I am quite aware that JSON can be used to serialise objects containing string fields into single, scalar strings. Is it also possible to serialise non-text characters, such as line feeds and carriage returns, inside the string fields? How would such a serialised string look like? JIP | Talk 09:26, 20 September 2020 (UTC)[reply]

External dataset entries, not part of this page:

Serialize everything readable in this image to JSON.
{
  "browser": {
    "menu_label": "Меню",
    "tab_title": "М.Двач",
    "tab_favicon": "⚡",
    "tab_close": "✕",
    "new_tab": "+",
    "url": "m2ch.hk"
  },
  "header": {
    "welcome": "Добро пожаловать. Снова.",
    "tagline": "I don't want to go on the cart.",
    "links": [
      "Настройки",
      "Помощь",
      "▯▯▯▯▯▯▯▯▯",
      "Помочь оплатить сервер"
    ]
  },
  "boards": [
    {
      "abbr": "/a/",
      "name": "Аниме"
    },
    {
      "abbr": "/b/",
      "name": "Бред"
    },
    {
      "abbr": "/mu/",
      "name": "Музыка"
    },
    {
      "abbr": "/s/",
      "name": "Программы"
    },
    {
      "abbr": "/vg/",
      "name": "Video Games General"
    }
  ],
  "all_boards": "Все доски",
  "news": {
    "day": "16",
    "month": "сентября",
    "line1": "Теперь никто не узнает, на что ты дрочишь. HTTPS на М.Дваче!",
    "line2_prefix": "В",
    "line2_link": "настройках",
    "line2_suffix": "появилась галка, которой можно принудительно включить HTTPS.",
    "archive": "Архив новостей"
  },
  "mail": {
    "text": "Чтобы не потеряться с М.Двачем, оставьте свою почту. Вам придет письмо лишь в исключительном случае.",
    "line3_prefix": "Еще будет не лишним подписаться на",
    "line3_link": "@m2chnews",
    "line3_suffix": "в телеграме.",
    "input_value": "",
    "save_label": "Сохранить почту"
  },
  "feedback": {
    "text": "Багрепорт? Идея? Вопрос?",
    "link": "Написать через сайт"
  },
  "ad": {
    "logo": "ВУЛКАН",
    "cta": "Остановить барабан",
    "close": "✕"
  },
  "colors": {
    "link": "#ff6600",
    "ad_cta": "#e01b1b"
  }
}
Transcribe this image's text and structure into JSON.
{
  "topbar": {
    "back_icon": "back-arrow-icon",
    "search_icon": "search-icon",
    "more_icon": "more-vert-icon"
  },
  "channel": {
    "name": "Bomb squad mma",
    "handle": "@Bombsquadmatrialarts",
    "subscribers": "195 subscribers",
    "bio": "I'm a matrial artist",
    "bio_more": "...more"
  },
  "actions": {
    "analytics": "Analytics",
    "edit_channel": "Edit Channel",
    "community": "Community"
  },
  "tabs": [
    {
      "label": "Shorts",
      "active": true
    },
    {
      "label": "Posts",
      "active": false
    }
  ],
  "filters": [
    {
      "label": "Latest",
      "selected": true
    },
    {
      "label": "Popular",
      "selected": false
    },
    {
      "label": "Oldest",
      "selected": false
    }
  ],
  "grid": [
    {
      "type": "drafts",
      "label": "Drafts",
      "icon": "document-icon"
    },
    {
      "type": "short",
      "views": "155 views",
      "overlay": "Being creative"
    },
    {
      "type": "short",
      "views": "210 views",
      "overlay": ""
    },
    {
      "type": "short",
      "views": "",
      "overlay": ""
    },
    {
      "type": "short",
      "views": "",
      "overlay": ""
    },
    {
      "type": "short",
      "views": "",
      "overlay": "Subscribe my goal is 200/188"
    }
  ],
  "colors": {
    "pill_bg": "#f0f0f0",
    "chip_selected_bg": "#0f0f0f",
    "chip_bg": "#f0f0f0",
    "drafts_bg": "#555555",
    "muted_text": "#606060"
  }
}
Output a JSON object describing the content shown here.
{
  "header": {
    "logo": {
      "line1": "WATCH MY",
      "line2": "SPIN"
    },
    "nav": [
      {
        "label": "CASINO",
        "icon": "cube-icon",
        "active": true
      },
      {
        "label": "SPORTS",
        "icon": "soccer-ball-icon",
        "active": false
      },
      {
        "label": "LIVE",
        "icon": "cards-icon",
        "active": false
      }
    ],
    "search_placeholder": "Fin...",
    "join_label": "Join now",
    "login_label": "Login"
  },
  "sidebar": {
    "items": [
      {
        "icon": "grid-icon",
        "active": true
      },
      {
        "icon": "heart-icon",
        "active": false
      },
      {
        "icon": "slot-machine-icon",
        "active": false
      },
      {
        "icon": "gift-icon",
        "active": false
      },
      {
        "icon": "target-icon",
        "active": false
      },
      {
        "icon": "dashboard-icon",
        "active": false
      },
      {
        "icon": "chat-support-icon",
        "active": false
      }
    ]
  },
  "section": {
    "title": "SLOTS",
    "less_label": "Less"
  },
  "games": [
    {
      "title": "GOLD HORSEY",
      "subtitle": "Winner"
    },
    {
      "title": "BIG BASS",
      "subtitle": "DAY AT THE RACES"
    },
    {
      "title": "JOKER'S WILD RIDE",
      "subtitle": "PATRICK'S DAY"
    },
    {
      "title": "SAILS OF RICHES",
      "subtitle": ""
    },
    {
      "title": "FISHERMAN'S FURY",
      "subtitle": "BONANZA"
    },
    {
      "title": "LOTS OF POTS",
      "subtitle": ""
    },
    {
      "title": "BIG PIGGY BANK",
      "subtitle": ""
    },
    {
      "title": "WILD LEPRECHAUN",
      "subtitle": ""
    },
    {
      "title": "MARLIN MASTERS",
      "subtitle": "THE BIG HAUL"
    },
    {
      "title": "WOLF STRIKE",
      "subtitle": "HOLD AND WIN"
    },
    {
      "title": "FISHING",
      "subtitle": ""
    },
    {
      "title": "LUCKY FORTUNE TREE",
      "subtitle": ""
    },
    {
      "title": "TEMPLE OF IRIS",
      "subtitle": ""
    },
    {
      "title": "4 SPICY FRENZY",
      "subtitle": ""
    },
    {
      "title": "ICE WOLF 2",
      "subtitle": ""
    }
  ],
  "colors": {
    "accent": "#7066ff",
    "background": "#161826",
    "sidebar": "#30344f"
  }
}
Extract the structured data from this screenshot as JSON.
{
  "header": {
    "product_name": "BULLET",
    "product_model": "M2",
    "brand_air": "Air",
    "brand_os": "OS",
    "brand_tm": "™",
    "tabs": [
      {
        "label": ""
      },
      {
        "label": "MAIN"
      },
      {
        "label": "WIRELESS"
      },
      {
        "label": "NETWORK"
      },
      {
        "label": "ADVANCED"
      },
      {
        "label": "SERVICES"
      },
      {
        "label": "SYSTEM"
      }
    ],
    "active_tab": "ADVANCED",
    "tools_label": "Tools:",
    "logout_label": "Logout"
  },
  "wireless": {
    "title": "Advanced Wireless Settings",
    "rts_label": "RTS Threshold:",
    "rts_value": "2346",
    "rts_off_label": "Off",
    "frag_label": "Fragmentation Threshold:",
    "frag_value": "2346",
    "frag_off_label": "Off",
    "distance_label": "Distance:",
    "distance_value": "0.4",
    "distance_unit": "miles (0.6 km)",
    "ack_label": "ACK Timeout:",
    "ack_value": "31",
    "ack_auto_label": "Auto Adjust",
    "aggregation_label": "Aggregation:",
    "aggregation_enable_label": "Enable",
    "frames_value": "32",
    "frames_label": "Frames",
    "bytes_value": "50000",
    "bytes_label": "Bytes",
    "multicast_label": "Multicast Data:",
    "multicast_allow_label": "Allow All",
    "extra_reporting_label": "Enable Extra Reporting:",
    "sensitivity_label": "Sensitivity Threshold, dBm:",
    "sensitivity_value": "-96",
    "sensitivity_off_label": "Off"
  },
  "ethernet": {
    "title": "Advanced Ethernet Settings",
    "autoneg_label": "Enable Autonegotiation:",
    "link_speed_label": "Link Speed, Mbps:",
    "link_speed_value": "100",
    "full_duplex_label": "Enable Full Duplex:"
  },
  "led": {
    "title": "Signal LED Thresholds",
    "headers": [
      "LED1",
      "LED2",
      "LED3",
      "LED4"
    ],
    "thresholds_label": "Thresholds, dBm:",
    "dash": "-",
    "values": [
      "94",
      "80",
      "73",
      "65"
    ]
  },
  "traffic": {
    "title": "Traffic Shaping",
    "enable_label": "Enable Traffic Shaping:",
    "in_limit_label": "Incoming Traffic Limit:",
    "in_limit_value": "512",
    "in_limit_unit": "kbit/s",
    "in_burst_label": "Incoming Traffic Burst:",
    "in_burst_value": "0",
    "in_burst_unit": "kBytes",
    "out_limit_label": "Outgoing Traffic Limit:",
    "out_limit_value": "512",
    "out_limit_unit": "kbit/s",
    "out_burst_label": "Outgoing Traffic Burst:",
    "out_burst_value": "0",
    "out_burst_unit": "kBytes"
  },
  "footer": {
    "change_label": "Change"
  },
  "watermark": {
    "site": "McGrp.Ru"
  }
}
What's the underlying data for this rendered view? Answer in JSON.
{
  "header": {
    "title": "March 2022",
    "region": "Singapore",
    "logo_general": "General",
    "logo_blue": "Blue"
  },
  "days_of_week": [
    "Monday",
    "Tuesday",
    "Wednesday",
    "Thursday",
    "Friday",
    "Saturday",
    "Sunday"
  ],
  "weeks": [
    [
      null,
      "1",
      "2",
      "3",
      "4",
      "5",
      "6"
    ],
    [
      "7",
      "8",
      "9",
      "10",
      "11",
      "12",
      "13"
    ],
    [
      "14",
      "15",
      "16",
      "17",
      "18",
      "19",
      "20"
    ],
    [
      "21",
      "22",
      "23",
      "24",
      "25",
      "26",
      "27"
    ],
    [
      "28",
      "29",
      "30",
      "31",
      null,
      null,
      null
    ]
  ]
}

Yes. Unicode characters U+0000 <control-0000> (NUL), U+0009 <control-0009> tab key (HT), U+000A <control-000A> newline (LF), U+000D <control-000D> (CR), and U+0085 <control-0085> (NEL) may be used in JSON string data types. 84.209.119.241 (talk) 12:01, 20 September 2020 (UTC)[reply]
Thanks. It's important that whitespace is preserved in the actual string fields. Whitespace in the JSON syntax doesn't matter. Can I count on this? JIP | Talk 13:22, 20 September 2020 (UTC)[reply]
Yes, user 84.209.119.241 is correct, you can serialize control characters, such as line feeds and carriage returns and even U+0000 NUL characters, in a JSON string, preserving all of the original actual whitespace characters.
Because line feeds and carriage returns are considered "control characters", they must be escaped in JSON.
If your JSON is stored by itself in some file, it might look something like
{"chapter" : 4, "body" : "I'm some \n \"quoted\" text \r\n "}

or equivalently

{"chapter" : 4, "body" : "I'm some \u000A \u0022quoted\u0022 text \u000D\u0022 "}
Something that trips up many people is that if your JSON is stored in source code as a string in some programming language (such as a C++ string or, inexplicably, storing it as a string rather than a dictionary in JavaScript),
it must be escaped *again*, so that (after the compiler removes the first layer of escapes) the JSON decoder sees the escape codes (rather than actual newline characters), like this:
var json_data_string = '{"chapter" : 4, "body" : "I\' some \\n \\\"quoted\\\" text \\r\\n "}';

or equivalently

var json_data_string = '{"chapter" : 4, "body" : "I\'m some \\u000A \\u0022quoted\\u0022 text \\u000D\\u0022 "}'
(related: leaning toothpick syndrome and the discussion at "How do I handle newlines in JSON?" ).
--DavidCary (talk) 00:49, 21 September 2020 (UTC)[reply]